Mad Cow, Foot-And-Mouth Diseases Causing Confusion

Is there any connection between the outbreaks of mad cow disease and foot-and-mouth disease that have dominated international news lately?

No, the two diseases couldn't be more different, says Sam Winfree, an animal science professor at Tennessee Tech University.

"There's a lot of misinformation and misunderstanding about mad cow disease and foot-and-mouth," said Winfree, who teaches a course on animal diseases. "But these diseases, in many ways, are as different as two diseases can be."

The United States has not had a case of foot-and-mouth disease, a contagious virus, since 1929. Quarantine and slaughter, much like what is happening in Europe now, eliminated the virus from the country. The disease causes blistering of the mouths and feet, lameness, loss of appetite and wasting in many species of animals, but is not transmitted to humans.

"Foot-and-mouth disease is highly contagious; it can be carried by the wind, be walked into the country in the dirt on a person's shoes, or it can be carried by any warm blooded animal," said Winfree. "One rat carrying the disease that jumps off a ship from a foreign port can be the beginning of a big problem.

"If you've ever had chicken pox or a fever blister, you've had something similar to foot-and-mouth disease," said Winfree. "But the virus is not a threat to humans and does not survive outside a living animal."

On the other hand, Winfree says the cause of mad cow is unlike any other contagious disease -- it's not a bacteria or a virus. It is an infectious protein called prion with no nucleus, so to multiply it aligns with other proteins in body cells, is reproduced or copied, and eventually causes spongy deterioration of brain and stem tissues.

"Scientists have steamed it, cooked it, irradiated it and still haven't found a way to destroy this prion," said Winfree. "It seems it can survive forever in the ground."

Should we be worried about outbreaks of either disease?

"Economically, I'd be very concerned about foot-and mouth," said Winfree. "If we could control our borders, that would eliminate the concern. But as contagious as this virus is, it may prove to be difficult to prevent people, ships or airplanes from carrying the disease into the country."

Winfree said he's had two British students studying with him at Tennessee Tech for several years, and they've watched closely the economic devastation in Europe due to mad cow disease and now foot-and-mouth disease.

"We're not just talking about the economics of the agriculture community," he said. "Retail and tourism are all related economically to what happens."

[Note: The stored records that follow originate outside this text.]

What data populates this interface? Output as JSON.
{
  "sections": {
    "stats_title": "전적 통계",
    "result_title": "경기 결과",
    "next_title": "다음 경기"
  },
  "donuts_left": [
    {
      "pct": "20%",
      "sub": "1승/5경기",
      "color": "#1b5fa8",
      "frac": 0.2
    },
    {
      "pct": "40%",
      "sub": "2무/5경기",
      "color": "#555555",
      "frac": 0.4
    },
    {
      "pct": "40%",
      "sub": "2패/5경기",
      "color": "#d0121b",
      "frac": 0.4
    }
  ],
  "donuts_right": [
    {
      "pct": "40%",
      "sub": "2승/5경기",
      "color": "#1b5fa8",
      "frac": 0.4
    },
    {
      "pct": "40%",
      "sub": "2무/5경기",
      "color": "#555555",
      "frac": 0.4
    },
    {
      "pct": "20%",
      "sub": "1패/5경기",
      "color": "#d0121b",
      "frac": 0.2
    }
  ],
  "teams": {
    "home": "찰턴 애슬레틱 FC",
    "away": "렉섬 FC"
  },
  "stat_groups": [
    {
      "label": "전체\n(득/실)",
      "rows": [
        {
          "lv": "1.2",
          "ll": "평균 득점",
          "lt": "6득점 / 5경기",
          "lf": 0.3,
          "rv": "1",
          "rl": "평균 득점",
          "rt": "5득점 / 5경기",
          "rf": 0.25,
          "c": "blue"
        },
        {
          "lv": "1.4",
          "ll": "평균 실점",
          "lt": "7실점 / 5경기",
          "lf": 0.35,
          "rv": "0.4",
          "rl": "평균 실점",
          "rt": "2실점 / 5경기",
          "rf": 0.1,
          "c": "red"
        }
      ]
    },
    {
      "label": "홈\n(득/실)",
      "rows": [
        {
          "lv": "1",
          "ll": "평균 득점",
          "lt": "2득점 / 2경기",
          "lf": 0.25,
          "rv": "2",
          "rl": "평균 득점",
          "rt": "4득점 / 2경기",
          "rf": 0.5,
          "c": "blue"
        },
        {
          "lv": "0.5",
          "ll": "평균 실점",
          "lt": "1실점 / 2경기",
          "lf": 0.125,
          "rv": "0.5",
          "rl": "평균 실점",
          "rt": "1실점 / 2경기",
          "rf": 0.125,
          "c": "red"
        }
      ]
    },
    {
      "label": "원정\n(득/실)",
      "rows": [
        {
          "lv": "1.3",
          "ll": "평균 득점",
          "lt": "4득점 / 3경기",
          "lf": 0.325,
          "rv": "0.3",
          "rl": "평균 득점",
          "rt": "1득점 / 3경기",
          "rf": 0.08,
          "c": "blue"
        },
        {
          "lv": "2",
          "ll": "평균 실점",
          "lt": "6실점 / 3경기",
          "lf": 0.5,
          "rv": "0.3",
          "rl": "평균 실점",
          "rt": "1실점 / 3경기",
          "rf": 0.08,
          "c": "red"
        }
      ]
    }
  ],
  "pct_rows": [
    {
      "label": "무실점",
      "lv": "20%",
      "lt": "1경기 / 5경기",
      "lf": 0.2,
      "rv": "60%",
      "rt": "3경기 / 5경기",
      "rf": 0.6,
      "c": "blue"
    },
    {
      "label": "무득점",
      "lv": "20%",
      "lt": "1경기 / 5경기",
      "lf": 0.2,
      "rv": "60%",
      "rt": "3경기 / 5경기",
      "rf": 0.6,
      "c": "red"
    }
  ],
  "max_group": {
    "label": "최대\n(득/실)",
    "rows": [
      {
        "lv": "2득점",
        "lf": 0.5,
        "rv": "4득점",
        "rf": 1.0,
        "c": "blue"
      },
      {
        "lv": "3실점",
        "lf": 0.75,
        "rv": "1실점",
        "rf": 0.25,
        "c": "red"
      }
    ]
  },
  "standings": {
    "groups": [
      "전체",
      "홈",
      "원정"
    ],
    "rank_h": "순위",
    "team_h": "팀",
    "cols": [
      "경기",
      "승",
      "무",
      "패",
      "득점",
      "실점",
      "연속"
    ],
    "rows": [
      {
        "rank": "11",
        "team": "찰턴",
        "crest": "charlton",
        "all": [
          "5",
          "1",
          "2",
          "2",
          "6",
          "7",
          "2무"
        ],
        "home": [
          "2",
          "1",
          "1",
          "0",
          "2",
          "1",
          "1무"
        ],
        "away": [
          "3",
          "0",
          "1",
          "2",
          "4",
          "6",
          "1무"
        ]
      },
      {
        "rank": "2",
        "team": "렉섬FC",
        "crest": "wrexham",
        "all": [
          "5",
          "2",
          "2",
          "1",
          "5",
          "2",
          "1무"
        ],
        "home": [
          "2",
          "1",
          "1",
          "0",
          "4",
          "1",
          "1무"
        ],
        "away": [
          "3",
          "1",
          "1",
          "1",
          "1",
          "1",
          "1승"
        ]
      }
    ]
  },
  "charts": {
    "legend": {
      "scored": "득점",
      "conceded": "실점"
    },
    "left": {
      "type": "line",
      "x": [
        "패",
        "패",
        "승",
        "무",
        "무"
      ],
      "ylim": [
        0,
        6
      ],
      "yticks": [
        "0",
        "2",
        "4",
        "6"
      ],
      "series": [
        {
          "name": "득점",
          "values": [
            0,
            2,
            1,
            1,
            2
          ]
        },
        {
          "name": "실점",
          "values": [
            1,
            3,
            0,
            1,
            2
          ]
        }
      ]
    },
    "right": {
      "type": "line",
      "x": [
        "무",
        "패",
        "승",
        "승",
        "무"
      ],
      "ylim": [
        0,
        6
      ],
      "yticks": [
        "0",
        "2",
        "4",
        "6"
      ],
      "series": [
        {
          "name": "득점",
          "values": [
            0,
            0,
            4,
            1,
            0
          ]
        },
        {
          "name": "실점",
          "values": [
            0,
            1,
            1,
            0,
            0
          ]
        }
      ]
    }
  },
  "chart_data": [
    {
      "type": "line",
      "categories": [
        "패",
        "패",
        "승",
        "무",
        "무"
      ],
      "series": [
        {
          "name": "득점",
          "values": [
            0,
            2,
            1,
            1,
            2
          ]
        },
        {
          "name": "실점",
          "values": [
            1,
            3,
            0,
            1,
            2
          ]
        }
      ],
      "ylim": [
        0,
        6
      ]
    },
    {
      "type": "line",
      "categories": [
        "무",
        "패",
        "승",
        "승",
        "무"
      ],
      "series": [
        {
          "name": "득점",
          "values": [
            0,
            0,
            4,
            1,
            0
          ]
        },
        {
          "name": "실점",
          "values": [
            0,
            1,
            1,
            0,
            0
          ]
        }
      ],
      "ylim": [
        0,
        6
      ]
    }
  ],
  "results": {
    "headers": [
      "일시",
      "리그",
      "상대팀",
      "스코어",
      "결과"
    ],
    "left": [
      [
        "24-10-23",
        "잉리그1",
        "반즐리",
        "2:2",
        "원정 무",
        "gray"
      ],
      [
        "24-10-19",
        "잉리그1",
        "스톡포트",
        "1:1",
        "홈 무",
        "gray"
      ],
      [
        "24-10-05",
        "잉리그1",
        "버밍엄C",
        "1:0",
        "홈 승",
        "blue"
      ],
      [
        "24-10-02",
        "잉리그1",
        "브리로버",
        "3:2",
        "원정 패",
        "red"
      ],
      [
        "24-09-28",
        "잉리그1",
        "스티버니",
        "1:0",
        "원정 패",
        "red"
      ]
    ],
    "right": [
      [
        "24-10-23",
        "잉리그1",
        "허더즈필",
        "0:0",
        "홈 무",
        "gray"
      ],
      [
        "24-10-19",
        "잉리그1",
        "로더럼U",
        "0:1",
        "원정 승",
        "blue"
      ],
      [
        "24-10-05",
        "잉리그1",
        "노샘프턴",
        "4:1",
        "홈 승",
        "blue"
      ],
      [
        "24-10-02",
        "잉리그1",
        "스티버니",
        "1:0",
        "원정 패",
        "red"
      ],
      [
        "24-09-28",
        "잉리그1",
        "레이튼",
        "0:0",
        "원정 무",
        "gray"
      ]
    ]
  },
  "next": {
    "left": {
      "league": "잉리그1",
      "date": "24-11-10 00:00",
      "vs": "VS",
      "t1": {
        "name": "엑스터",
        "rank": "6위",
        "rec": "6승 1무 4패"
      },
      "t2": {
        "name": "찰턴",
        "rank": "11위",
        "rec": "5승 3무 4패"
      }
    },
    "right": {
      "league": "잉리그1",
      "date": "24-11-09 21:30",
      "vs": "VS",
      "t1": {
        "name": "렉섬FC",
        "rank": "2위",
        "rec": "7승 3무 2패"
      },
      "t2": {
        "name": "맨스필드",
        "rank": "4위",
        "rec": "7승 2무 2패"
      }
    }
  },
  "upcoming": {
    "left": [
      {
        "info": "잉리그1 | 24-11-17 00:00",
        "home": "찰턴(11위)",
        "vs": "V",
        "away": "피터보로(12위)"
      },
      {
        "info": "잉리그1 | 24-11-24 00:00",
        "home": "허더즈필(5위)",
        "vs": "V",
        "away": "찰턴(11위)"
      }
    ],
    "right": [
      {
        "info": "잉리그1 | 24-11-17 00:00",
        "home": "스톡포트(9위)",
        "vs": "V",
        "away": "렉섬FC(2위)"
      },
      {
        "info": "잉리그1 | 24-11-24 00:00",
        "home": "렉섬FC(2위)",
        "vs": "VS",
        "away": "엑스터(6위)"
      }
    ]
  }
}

Winfree says he's not particularly concerned about mad cow disease occurring in the United States because imports of foreign animals and animal products were stopped in the early 1990s, as was the practice of using feed made of animal by-products. Fortunately, mad cow disease has never been observed in cattle in the United States.

His best advice is to listen carefully to what is being said about each disease and don't let misunderstanding, fear or misconceptions cause undue worry. Recognize that these two problems are unrelated and quite different from each other.

"People tend to screen what they hear based on their fears," said Winfree. "Education is the best way to combat the confusion."